Он пересек мост через Марину — там, где накануне было сухое русло, забитое телегами беженцев, на четверть мили шириной несся кирпично-красный поток, — и повернул обратно в гостиницу мадам Мари, чтобы записать там все, что увидел. Телеграф не работал — все провода были оборваны. В конце концов он нашел итальянского полковника, который возвращался в Константинополь с союзной комиссией, и тот обещал ему отправить эту телеграмму на следующий же день.
Вечером у них произошел любопытный разговор с мадам Мари. Малярия трепала его еще сильнее, и хозяйка принесла ему бутылку тошнотворно сладкого фракийского вина — запивать хинин.

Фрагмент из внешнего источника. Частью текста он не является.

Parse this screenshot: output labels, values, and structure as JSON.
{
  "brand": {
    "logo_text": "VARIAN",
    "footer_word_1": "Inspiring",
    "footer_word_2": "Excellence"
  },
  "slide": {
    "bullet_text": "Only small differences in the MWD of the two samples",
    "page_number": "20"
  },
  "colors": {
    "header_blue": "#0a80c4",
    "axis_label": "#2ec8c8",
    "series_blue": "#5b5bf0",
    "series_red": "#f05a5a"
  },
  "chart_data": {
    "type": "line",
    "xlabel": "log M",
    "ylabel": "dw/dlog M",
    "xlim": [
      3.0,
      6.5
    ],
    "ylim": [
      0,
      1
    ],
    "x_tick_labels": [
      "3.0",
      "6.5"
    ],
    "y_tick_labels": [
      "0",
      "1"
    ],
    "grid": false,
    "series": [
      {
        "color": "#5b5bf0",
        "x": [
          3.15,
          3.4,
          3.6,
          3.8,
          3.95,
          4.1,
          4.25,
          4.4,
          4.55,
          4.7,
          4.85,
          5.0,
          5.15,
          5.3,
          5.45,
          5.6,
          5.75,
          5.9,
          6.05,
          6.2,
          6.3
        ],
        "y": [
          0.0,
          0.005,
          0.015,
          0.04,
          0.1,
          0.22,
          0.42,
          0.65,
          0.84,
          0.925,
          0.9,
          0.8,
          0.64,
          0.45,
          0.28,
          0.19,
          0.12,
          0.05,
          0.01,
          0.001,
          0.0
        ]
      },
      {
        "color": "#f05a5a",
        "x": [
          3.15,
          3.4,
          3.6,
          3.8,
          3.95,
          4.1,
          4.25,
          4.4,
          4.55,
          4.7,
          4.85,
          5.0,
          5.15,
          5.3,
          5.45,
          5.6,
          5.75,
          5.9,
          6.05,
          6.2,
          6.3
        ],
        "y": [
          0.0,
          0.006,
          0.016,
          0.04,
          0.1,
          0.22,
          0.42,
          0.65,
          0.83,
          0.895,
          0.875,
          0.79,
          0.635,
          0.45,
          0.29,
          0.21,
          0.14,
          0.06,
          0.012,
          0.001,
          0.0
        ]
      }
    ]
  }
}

— Я не боюсь, что турки придут, — заявила мадам Мари.
— Почему? — спросил Хемингуэй.
— Вое они одинаковые. И греки, и турки, и болгары. — Она приняла стакан вина, который он ей предложил. — Я всех их видела. Все они владели Карагачем.
— Никто. Все они одинаковые. Сейчас здесь спят греческие офицеры, потом придут турецкие офицеры. Когда-нибудь вернутся греческие офицеры. Все они платят мне.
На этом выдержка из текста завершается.